How Personality Can Help Us Understand Our Decisions, Improve Our Health, and Evaluate Mental Health Care

The link between health and personality
From: Allison Winter, ENN.com 

Are you an extrovert or an introvert? Extraverts tend to be outgoing, talkative and have energetic behavior whereas introverts are more reserved, quiet and are more shy. However, according to a new study, extraversion does not just explain our personalities and how we interact with others, but it can also influence how the brain makes choices.

In one study, researchers asked people whether they would prefer a smaller immediate reward or a larger delayed reward (either $15 on the day of the study, or $25 to be received three weeks later). Researchers then correlated the peoples' choices and brain activity to various personality traits.



Researchers found that the medial orbitofrontal cortex, a region of the brain, was responsible for evaluating rewards and this region responded more strongly to the possibility of immediate rewards.

Colin DeYoung of the University of Minnesota, who worked on the study says: "Understanding how people differ from each other and how that affects various outcomes is something that we all do on an intuitive basis, but personality psychology attempts to bring scientific rigor to this process. Personality affects academic and job performance, social and political attitudes, the quality and stability of social relationships, physical health and mortality, and risk for mental disorder."

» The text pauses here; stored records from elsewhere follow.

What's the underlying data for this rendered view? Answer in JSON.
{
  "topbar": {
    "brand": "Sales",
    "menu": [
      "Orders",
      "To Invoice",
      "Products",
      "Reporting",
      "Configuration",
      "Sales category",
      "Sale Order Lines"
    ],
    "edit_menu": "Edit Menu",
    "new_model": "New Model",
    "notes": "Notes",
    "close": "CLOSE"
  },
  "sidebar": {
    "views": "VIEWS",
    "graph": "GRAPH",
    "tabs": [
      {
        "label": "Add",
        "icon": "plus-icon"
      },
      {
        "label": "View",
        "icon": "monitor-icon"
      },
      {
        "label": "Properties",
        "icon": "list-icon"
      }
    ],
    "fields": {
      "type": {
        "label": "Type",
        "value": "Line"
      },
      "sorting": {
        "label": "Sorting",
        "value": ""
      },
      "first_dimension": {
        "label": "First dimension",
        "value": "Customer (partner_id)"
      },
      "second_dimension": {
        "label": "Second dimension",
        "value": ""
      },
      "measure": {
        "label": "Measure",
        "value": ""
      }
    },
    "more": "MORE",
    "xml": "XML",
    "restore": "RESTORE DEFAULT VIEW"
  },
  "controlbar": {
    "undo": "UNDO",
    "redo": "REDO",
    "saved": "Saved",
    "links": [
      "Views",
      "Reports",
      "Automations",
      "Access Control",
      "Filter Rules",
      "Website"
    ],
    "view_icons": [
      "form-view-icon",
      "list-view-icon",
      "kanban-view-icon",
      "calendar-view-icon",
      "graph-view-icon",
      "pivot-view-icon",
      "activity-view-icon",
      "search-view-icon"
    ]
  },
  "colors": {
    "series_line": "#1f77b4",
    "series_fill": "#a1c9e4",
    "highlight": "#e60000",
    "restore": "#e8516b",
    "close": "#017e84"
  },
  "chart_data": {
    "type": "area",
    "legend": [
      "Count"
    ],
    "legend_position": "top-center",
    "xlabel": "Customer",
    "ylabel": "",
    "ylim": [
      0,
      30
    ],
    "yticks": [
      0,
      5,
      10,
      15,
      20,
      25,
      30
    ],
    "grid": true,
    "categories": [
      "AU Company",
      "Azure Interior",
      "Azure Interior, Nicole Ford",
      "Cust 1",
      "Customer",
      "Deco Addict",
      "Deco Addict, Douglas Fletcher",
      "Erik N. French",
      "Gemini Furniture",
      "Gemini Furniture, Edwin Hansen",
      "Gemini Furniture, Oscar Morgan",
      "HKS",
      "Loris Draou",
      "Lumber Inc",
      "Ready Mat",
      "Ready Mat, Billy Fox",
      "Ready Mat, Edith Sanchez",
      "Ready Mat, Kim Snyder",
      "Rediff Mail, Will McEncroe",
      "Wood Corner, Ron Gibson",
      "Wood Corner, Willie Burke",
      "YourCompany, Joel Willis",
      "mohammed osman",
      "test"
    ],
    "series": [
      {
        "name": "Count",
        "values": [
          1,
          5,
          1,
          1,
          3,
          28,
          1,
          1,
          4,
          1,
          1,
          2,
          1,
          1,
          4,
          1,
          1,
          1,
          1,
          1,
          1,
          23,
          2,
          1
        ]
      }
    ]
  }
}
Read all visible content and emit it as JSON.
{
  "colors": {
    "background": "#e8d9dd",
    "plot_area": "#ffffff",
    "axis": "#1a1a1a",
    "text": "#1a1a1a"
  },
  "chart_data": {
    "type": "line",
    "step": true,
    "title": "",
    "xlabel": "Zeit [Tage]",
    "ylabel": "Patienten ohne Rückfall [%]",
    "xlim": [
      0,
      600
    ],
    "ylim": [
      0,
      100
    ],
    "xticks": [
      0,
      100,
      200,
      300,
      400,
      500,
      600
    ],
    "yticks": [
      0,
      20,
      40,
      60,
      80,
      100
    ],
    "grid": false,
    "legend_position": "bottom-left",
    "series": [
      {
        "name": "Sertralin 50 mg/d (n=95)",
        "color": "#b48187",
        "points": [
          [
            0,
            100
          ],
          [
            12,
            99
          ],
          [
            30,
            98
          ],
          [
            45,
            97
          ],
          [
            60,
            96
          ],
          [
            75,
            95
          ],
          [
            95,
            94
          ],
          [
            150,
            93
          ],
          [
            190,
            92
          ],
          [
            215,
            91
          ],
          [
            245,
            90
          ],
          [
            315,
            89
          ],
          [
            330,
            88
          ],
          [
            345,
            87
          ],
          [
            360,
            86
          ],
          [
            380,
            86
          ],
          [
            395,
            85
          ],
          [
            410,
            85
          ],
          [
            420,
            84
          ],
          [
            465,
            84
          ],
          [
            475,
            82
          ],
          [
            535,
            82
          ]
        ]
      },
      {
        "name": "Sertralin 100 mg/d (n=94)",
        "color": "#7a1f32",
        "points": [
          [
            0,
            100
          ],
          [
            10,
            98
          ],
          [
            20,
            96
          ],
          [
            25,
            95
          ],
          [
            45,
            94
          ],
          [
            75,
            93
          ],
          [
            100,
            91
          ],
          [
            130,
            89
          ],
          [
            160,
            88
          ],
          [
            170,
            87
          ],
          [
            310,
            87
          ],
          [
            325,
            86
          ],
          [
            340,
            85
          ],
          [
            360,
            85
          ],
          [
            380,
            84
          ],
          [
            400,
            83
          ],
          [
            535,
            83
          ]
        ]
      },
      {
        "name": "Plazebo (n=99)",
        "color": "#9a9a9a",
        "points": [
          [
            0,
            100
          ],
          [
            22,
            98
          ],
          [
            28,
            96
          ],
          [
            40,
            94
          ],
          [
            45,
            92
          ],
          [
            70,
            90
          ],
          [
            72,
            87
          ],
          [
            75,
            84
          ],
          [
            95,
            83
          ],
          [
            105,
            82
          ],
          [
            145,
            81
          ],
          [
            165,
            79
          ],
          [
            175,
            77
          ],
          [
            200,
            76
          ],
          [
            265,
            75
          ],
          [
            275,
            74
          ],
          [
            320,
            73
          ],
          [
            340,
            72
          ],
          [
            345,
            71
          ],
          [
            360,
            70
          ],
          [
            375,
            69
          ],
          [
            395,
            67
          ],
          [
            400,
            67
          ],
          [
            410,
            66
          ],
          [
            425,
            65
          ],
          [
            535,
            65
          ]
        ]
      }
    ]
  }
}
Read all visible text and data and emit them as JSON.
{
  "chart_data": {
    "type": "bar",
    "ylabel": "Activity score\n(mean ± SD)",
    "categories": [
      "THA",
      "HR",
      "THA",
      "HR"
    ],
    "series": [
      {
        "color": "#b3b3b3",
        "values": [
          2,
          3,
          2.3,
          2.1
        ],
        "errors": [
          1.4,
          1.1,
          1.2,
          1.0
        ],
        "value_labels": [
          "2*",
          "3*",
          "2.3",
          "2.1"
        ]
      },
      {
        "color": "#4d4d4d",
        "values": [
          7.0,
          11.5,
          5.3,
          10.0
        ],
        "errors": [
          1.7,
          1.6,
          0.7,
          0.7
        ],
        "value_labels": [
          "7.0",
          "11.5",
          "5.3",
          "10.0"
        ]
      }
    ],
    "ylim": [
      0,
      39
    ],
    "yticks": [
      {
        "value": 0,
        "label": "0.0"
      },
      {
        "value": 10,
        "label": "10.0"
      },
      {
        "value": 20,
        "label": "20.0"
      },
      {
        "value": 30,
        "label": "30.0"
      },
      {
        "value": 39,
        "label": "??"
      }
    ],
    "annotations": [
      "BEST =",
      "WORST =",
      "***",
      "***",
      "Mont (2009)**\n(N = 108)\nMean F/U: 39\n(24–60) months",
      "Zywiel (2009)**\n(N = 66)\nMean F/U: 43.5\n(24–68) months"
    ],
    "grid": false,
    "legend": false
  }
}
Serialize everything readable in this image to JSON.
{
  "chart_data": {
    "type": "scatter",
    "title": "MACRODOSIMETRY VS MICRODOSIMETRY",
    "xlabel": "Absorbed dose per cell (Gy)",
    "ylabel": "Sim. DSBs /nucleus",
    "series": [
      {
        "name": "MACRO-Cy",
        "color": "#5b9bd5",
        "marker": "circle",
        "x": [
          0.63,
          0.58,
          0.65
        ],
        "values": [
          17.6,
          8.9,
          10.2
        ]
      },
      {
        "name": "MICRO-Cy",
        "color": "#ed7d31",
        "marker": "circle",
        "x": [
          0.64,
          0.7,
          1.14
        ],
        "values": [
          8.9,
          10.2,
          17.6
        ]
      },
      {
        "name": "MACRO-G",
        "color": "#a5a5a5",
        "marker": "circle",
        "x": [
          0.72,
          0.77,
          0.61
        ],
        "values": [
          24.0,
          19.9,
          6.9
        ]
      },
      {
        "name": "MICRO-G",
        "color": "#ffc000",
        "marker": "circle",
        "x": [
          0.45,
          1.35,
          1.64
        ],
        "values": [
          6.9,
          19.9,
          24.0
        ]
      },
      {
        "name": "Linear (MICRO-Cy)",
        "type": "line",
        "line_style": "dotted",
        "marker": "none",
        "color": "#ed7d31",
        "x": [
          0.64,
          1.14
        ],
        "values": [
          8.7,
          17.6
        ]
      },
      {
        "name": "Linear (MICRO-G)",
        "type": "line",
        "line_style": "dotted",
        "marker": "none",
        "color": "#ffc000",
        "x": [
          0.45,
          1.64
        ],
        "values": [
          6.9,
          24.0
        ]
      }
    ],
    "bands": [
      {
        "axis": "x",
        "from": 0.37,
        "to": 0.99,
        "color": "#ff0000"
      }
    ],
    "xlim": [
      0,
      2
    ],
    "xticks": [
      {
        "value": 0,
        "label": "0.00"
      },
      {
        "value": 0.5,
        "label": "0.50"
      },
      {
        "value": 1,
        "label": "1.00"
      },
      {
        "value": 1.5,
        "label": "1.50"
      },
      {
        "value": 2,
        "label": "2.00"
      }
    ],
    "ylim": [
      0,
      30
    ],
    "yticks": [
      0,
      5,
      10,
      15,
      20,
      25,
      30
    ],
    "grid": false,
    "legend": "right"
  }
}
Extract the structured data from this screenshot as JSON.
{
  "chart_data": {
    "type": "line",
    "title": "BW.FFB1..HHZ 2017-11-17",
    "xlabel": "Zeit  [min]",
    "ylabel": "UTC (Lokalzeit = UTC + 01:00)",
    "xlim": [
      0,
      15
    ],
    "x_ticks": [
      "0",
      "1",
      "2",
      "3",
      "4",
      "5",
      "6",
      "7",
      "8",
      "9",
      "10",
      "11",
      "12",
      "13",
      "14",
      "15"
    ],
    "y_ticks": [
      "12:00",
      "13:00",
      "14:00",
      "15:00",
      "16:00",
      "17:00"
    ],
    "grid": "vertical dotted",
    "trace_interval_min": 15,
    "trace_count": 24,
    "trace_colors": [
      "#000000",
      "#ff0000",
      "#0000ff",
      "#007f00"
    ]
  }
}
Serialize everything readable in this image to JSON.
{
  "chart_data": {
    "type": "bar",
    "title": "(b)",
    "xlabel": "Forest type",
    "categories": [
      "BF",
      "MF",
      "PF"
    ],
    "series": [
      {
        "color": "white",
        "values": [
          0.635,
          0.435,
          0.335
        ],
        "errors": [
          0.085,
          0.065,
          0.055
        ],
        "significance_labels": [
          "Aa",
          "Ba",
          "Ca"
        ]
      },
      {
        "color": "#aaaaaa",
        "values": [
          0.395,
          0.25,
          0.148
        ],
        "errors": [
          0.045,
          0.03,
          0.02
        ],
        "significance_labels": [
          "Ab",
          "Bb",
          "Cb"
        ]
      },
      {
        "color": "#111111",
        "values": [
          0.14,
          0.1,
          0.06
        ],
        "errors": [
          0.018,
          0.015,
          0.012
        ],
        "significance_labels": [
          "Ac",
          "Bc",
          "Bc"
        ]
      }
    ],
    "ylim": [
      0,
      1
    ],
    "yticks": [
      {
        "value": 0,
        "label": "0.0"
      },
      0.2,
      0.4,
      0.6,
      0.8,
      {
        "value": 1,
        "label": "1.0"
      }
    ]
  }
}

Researchers are also finding that health is not only a result of genetic and environmental factors, but also of changeable personality characteristics.

In a separate study, researchers found that children lower in conscientiousness (traits that include being irresponsible and careless) had worse health later in life, including obesity and higher cholesterol.

After analyzing 2,000 elementary school children that received personality assessments in the 1960s, results of the test subjects 40 years later reveal that the children who were rated by their teachers as less conscientious had worse health statuses as adults.

The results of this study could lead to childhood interventions. Sarah Hampson of the Oregon Research Institute who took part in this research says: "Parents and schools shape personality, and this is our opportunity to support the development of conscientiousness — planfulness, ability to delay gratification, self-control." She adds: "Society depends on such pro-social, self-regulated behavior."

With progress being made in the neuroscience field, linking brain functions to understand personality is a positive step in understanding how the brain makes us who we are, explains DeYoung.

Researchers presented their findings titled "Contributions of Personality to Health, Biological and Clinical Psychology" last week in New Orleans.